Picture me, if you will, freshly showered and moisturised, Wearing my super comfortable Calvin Klein loungers, ready and eager to delve into a literary stockpile which has, quite frankly taken weeks of hoarding, stashing and planning - Doomsday prepper style. I have rounded up all of the books next on our reading list for the summer ahead ; I have spent the past two print edition months gathering some of my favourite magazines, having made the all-important, pre-holiday pact with my myself not to even flick though a single one of them. No peeking, not even at the contents page or a measly glance over the editor's note. 'I must wait' I tell myself. I get great joy in pre-holiday reading material planning.

It is 9pm and the holiday house that we are staying in rural France has retired for the day; the garden cleared of toys, bikes, and all signs of long lazy lunching (which always merges in to dinnering) has been washed-up and put away, until the next day.
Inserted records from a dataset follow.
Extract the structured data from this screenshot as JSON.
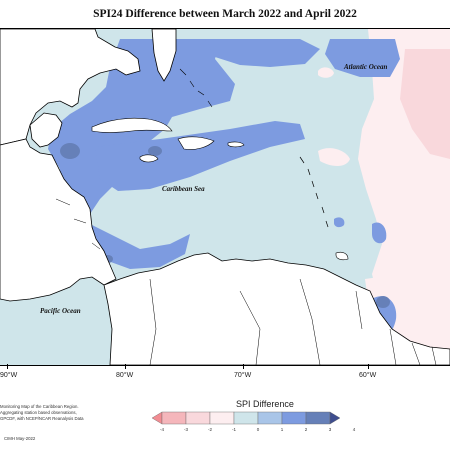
{
  "map": {
    "title": "SPI24 Difference between March 2022 and April 2022",
    "ocean_labels": {
      "atlantic": "Atlantic Ocean",
      "caribbean": "Caribbean Sea",
      "pacific": "Pacific Ocean"
    },
    "longitude_labels": [
      "90°W",
      "80°W",
      "70°W",
      "60°W"
    ],
    "credits": [
      "Monitoring Map of the Caribbean Region.",
      "Aggregating station based observations,",
      "GPCDF, with NCEP/NCAR Reanalysis Data"
    ],
    "credit_date": "CIMH May-2022"
  },
  "legend": {
    "title": "SPI Difference",
    "ticks": [
      "-4",
      "-3",
      "-2",
      "-1",
      "0",
      "1",
      "2",
      "3",
      "4"
    ],
    "colors": [
      "#f28c92",
      "#f5b6bb",
      "#f9d8dc",
      "#fdeef0",
      "#cfe5ea",
      "#a9c5e8",
      "#7d9be0",
      "#6680b8",
      "#3e4d8e"
    ]
  },
  "colors": {
    "land": "#ffffff",
    "near_zero": "#cfe5ea",
    "wet": "#7d9be0",
    "very_wet": "#6680b8",
    "slight_dry": "#fdeef0",
    "dry": "#f9d8dc"
  }
}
The dog is asleep in his bed - our working cocker Ben has conked-out in his favourite spot - next to the dining table, naturally (just in case a single crumb of old baguette might chance upon dropping from above during the night) and all that can be heard from upstairs (actually, it's pretty hard not to hear) are the 4 sun-kissed children, snoring their way through their much needed patisserie coma after an epic hike across the Champagne regions finest countryside, much tree climbing, falling from walls; Walking in cow-pat, being grazed by bicycles and each other; Their legs a patchwork of bruises, cuts and insect bites - All signs of a successful day of adventure in the company of Mother Nature. (I secretly like it when their legs look like that - I feel they are having a proper childhood when their limbs look a little worse for wear.)

'It's time' I whisper to my husband. And he knows it too, for it's time to indulge in one of our favourite pastimes whilst here. 'It's reading time baby!' I say excitedly, barely able to contain myself at the prospect of this simple but dreamy prospect. It's time to immerse in a swim in lake us. Just us. The feeling of 'the kids are content so we're content', No interruptions. No iPhone to check (because we purposefully switched our roaming off) and no clock watching to worry about.
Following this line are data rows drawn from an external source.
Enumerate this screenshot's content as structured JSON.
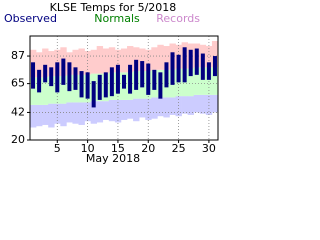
{
  "chart_data": {
    "type": "range-bar",
    "title": "KLSE Temps for 5/2018",
    "xlabel": "May 2018",
    "x": [
      1,
      2,
      3,
      4,
      5,
      6,
      7,
      8,
      9,
      10,
      11,
      12,
      13,
      14,
      15,
      16,
      17,
      18,
      19,
      20,
      21,
      22,
      23,
      24,
      25,
      26,
      27,
      28,
      29,
      30,
      31
    ],
    "xlim": [
      0.5,
      31.5
    ],
    "xticks": [
      5,
      10,
      15,
      20,
      25,
      30
    ],
    "ylim": [
      20,
      103
    ],
    "yticks": [
      20,
      42,
      65,
      87
    ],
    "grid": true,
    "series": [
      {
        "name": "Observed",
        "color": "#000080",
        "high": [
          82,
          76,
          80,
          78,
          82,
          85,
          82,
          78,
          75,
          74,
          67,
          72,
          74,
          78,
          80,
          72,
          80,
          84,
          83,
          81,
          76,
          74,
          82,
          90,
          88,
          94,
          92,
          93,
          89,
          82,
          87
        ],
        "low": [
          61,
          58,
          66,
          63,
          58,
          64,
          59,
          60,
          54,
          53,
          46,
          52,
          54,
          55,
          57,
          61,
          57,
          60,
          62,
          56,
          60,
          53,
          62,
          64,
          66,
          66,
          71,
          72,
          68,
          68,
          71
        ]
      },
      {
        "name": "Normals",
        "color": "#008000",
        "fill": "#ccffcc",
        "high": [
          70,
          70,
          70,
          71,
          71,
          71,
          72,
          72,
          72,
          72,
          73,
          73,
          73,
          74,
          74,
          74,
          74,
          75,
          75,
          75,
          76,
          76,
          76,
          76,
          77,
          77,
          77,
          78,
          78,
          78,
          78
        ],
        "low": [
          48,
          48,
          48,
          49,
          49,
          49,
          50,
          50,
          50,
          50,
          51,
          51,
          51,
          52,
          52,
          52,
          52,
          53,
          53,
          53,
          54,
          54,
          54,
          54,
          55,
          55,
          55,
          56,
          56,
          56,
          56
        ]
      },
      {
        "name": "Records",
        "color": "#cc88cc",
        "fill": "#ffcccc",
        "low_fill": "#ccccff",
        "high": [
          92,
          90,
          93,
          91,
          92,
          94,
          90,
          92,
          93,
          91,
          92,
          95,
          93,
          94,
          92,
          93,
          95,
          94,
          93,
          92,
          94,
          96,
          95,
          97,
          96,
          98,
          97,
          97,
          96,
          95,
          99
        ],
        "low": [
          30,
          31,
          32,
          30,
          33,
          31,
          34,
          33,
          32,
          35,
          33,
          34,
          36,
          35,
          34,
          36,
          37,
          35,
          38,
          36,
          37,
          39,
          38,
          40,
          39,
          41,
          40,
          42,
          41,
          40,
          42
        ]
      }
    ]
  }
}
You see, whilst here, apart from some obligatory annual house maintenance which comes with being the main custodians of my husband's French Grand-parents 300 year-old house (which, for some reason feels both an absolute privilege and an honour, and way more fun as its on foreign soil) we have absolutely no responsibilities to worry about at all. And there is just something about that freedom that makes this place truly relaxing. Something about that perfect mix of familiarity yet difference from the norm; a home away from home. It is a powerfully magical retreat, and therefore - possibly our favourite place in the whole wide world to come and spend holidays. My husband has been coming here since he was 4 and has a deep connection to the place, and I have been coming for the past 10 years. We got engaged here and have spent many a fabulous time with family and friends ... Once (and only once I hasten to add!) we came just the two of us, sans children ... let's just say there was much messing about in corn fields and a very large drop-off to make at the bottle bank before we left on that occasion!
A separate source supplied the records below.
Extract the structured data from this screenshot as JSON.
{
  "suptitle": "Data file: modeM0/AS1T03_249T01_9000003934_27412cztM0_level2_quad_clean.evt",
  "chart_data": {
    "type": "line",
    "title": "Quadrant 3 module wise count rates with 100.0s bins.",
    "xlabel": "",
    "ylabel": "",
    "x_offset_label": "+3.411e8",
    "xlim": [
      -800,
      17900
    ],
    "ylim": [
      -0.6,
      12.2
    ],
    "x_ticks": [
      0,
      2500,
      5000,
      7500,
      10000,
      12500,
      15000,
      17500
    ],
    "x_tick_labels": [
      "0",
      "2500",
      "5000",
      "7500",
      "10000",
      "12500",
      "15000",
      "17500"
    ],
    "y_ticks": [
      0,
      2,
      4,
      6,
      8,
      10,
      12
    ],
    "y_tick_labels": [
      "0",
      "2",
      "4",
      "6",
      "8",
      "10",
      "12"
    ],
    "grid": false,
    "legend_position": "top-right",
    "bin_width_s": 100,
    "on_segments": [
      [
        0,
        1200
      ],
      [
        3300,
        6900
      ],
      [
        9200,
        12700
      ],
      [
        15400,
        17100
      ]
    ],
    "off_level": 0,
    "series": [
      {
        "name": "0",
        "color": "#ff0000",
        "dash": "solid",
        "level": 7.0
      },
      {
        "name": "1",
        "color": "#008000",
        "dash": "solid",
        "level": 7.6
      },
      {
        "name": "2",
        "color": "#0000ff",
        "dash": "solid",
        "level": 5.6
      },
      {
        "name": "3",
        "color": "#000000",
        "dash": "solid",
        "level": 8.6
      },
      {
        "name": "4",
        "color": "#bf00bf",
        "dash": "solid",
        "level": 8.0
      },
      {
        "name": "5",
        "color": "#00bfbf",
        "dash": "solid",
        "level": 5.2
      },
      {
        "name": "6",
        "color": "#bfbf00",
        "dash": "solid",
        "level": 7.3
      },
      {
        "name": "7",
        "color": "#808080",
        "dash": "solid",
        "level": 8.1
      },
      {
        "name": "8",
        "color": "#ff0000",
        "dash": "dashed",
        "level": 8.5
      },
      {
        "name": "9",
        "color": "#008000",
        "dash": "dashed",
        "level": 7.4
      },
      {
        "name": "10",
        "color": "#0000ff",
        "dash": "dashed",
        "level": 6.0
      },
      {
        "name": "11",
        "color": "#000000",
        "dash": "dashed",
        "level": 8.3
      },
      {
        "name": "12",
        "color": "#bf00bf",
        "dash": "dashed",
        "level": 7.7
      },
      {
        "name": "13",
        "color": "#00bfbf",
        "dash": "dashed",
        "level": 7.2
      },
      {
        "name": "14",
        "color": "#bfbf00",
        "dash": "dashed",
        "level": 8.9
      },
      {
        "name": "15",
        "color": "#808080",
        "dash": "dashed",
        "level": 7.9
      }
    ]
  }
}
Typically, because we are just so rock-and-roll these days, each evening, once the said perfect 'sleeping house' scenario presents itself, we grab a bottle of Bordeaux from the cellar, some left-over tart-au-fraise from the fridge and a couple of forks ... and perhaps, maybe even some chocolate too (for good measure - you know, for 'later'!) and then proceed to delve into that pile of books. Happily reading long into the night. Knowing that the children will lie-in well passed the church bells in the morning, which chime just across the road at 7am every morning (to wake the farming community I believe) No-one here minds the bells, Least of all us, for it serves as a gentle reminder that we don't have to get up yet!

My two main chosen books for the week are: The Olive Farm - A memoir of buying a rundown old Olive farm in in the South of France. Written by the actress Carol Drinkwater (the lady who starred in All Creatures Great and Small) back in the fabulous and seemingly much simpler 80's. I love reading this book - Firstly, I love anything to do with tales of French restoration mishaps, and secondly, I adore the fact that it's set in 80's- Think Howards Way Fashion, The feeling of achievement after major sunburn, and paying for things in Francs. It's awesome and nostalgic and heart-warming. Plus, she is a truly beautiful writer - capturing perfectly the sheer heat and vibes of summertime's spent in the France. The good new is that is part one of a trilogy. Fabulous! I also read Playing Big by Tara Morh. Another new favourite.

So Mr F pours the wine, and I select my first magazine to delve into (magazines being my starter. A bit of self-help inspiration for mains, then French memoirs for pudding!) I raise my glass to my favourite book club partner and say 'Right, im going in!"